Proteogenomics: Researching Cancer with more Certainty

March 28, 2017

 
BOSTON — VA Boston Healthcare System (VABHS) announced today that the Massachusetts Veterans Epidemiology Research and Information Center (MAVERIC), a coordinating center of the VA Cooperative Studies Program, is now sharing medical data from consented cancer patients with the Applied Proteogenomics Organizational Learning and Outcomes (APOLLO) program.

APOLLO is a tri-agency consortium of the Department of Defense (DoD), Department of Veterans Affairs (VA), and the National Cancer Institute (NCI) that uses state-of-the-art research methods from the emerging field of proteogenomic (protein type and genetics combined) research. There is evidence that shows detecting cancer at the proteogenomic level is better than studying the genome alone.
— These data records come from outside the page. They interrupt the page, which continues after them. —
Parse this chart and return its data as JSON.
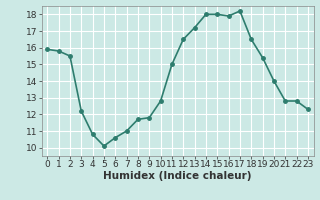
{
  "x": [
    0,
    1,
    2,
    3,
    4,
    5,
    6,
    7,
    8,
    9,
    10,
    11,
    12,
    13,
    14,
    15,
    16,
    17,
    18,
    19,
    20,
    21,
    22,
    23
  ],
  "y": [
    15.9,
    15.8,
    15.5,
    12.2,
    10.8,
    10.1,
    10.6,
    11.0,
    11.7,
    11.8,
    12.8,
    15.0,
    16.5,
    17.2,
    18.0,
    18.0,
    17.9,
    18.2,
    16.5,
    15.4,
    14.0,
    12.8,
    12.8,
    12.3
  ],
  "line_color": "#2e7d6e",
  "marker": "o",
  "marker_size": 2.5,
  "line_width": 1.2,
  "bg_color": "#cce9e5",
  "grid_color": "#ffffff",
  "xlabel": "Humidex (Indice chaleur)",
  "xlim": [
    -0.5,
    23.5
  ],
  "ylim": [
    9.5,
    18.5
  ],
  "yticks": [
    10,
    11,
    12,
    13,
    14,
    15,
    16,
    17,
    18
  ],
  "xticks": [
    0,
    1,
    2,
    3,
    4,
    5,
    6,
    7,
    8,
    9,
    10,
    11,
    12,
    13,
    14,
    15,
    16,
    17,
    18,
    19,
    20,
    21,
    22,
    23
  ],
  "tick_label_size": 6.5,
  "xlabel_size": 7.5
}
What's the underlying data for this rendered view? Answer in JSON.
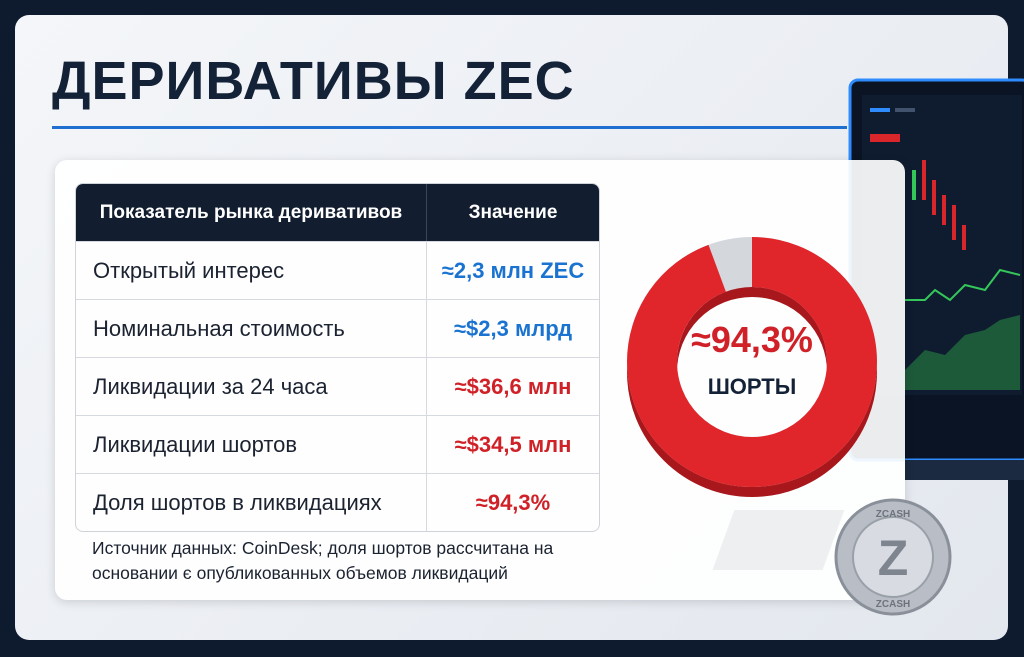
{
  "header": {
    "title": "ДЕРИВАТИВЫ ZEC"
  },
  "table": {
    "columns": [
      "Показатель рынка деривативов",
      "Значение"
    ],
    "rows": [
      [
        "Открытый интерес",
        "≈2,3 млн ZEC"
      ],
      [
        "Номинальная стоимость",
        "≈$2,3 млрд"
      ],
      [
        "Ликвидации за 24 часа",
        "≈$36,6 млн"
      ],
      [
        "Ликвидации шортов",
        "≈$34,5 млн"
      ],
      [
        "Доля шортов в ликвидациях",
        "≈94,3%"
      ]
    ]
  },
  "footnote": [
    "Источник данных: CoinDesk; доля шортов рассчитана на",
    "основании  є опубликованных объемов ликвидаций"
  ],
  "donut": {
    "value": 94.3,
    "label": "≈94,3%",
    "caption": "ШОРТЫ",
    "color": "#e0262b"
  },
  "coin": {
    "top": "ZCASH",
    "bottom": "ZCASH",
    "symbol": "Z"
  }
}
MAVERIC Executive Director Louis Fiore, MD, MPH, and Director Mary Brophy, MD, MPH, said they are working together to allow APOLLO to acquire the full set of medical images, including CT and MRI scans for each consented patient before and during treatment.

"It makes sense to share patient data and left over patient biopsy tissue because this allows researchers to learn what works and what does not work from the experiences of every patient," Fiore said. "We are excited to be a part of that collaboration effort because our patients can benefit from the accelerated learning that APOLLO allows."
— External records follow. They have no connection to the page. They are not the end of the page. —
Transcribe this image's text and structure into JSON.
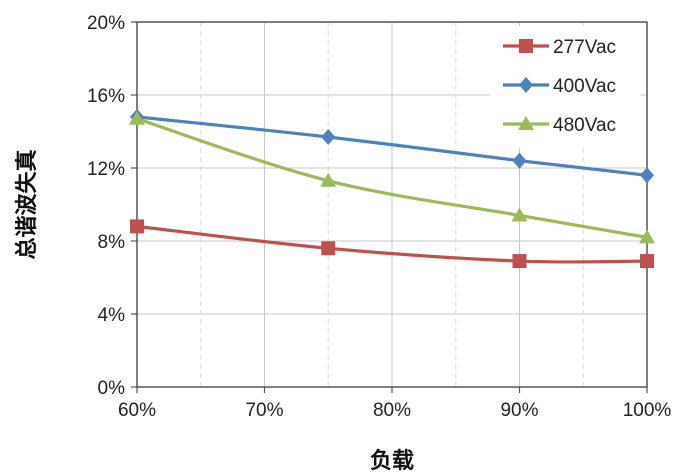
{
  "chart_data": {
    "type": "line",
    "x": [
      60,
      75,
      90,
      100
    ],
    "x_ticks": [
      "60%",
      "70%",
      "80%",
      "90%",
      "100%"
    ],
    "y_ticks": [
      "0%",
      "4%",
      "8%",
      "12%",
      "16%",
      "20%"
    ],
    "xlim": [
      60,
      100
    ],
    "ylim": [
      0,
      20
    ],
    "xlabel": "负载",
    "ylabel": "总谐波失真",
    "grid": true,
    "legend_position": "top-right",
    "series": [
      {
        "name": "277Vac",
        "marker": "square",
        "color": "#c0504d",
        "values": [
          8.8,
          7.6,
          6.9,
          6.9
        ]
      },
      {
        "name": "400Vac",
        "marker": "diamond",
        "color": "#4f81bd",
        "values": [
          14.8,
          13.7,
          12.4,
          11.6
        ]
      },
      {
        "name": "480Vac",
        "marker": "triangle",
        "color": "#9bbb59",
        "values": [
          14.7,
          11.3,
          9.4,
          8.2
        ]
      }
    ]
  }
}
The research that APOLLO does is promising because it provides a more accurate picture of how cancer develops. "It’s great for research," Brophy said. We are given the data and tissue we need in the amounts required for learning about a particular type of cancer with more certainty."
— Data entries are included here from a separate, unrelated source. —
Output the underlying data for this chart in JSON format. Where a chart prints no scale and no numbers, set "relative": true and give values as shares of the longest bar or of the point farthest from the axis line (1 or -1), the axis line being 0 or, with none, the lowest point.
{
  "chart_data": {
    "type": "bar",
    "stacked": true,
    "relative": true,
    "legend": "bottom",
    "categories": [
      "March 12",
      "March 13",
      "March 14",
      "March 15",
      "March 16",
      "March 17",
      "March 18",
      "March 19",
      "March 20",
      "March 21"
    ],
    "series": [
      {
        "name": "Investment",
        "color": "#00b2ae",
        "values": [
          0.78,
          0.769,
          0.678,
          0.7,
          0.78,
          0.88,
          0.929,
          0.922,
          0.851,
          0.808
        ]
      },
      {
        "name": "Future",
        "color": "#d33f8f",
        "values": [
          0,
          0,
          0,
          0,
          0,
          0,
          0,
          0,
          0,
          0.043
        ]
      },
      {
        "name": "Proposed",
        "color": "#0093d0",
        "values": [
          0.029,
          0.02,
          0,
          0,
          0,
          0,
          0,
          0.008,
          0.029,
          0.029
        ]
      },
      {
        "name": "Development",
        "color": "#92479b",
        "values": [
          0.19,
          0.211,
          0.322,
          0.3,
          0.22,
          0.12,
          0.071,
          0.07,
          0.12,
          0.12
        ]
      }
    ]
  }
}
Studying genes that may lead to cancer and the expression of these genes in the form of proteins potentially impacts our understanding of disease formation and cancer management.

Each set of noninvasive images can be connected to the patient’s clinical, genomic, and proteomic data. By increasing access to all of the analytical, invasive, noninvasive, and clinical data for the day-to-day clinical oncology practice, researchers and physicians anticipate being able to develop predictive and prognostic models to determine which patients may benefit from precision therapy. Big data science techniques will be applied to understand the relationships among these data.

APOLLO researchers work within the nation's two largest health care systems – the DoD and VA – to test patients with lung cancer and to help match tumor types to targeted cancer therapies. APOLLO is planning to involve other U.S. and global health care systems.

VA Boston Healthcare System is part of VA New England Healthcare System which includes eight medical centers, located in Vermont, New Hampshire, Maine, Connecticut, Rhode Island, and Massachusetts. It is an integral part of the Veterans Integrated Systems Network (VISN) 1 with three campuses located in West Roxbury, Jamaica Plain and Brockton, Mass., and five Community Based Outpatient Clinics (CBOCs) located in Lowell, Framingham, Quincy and Plymouth and on Causeway St. in Boston.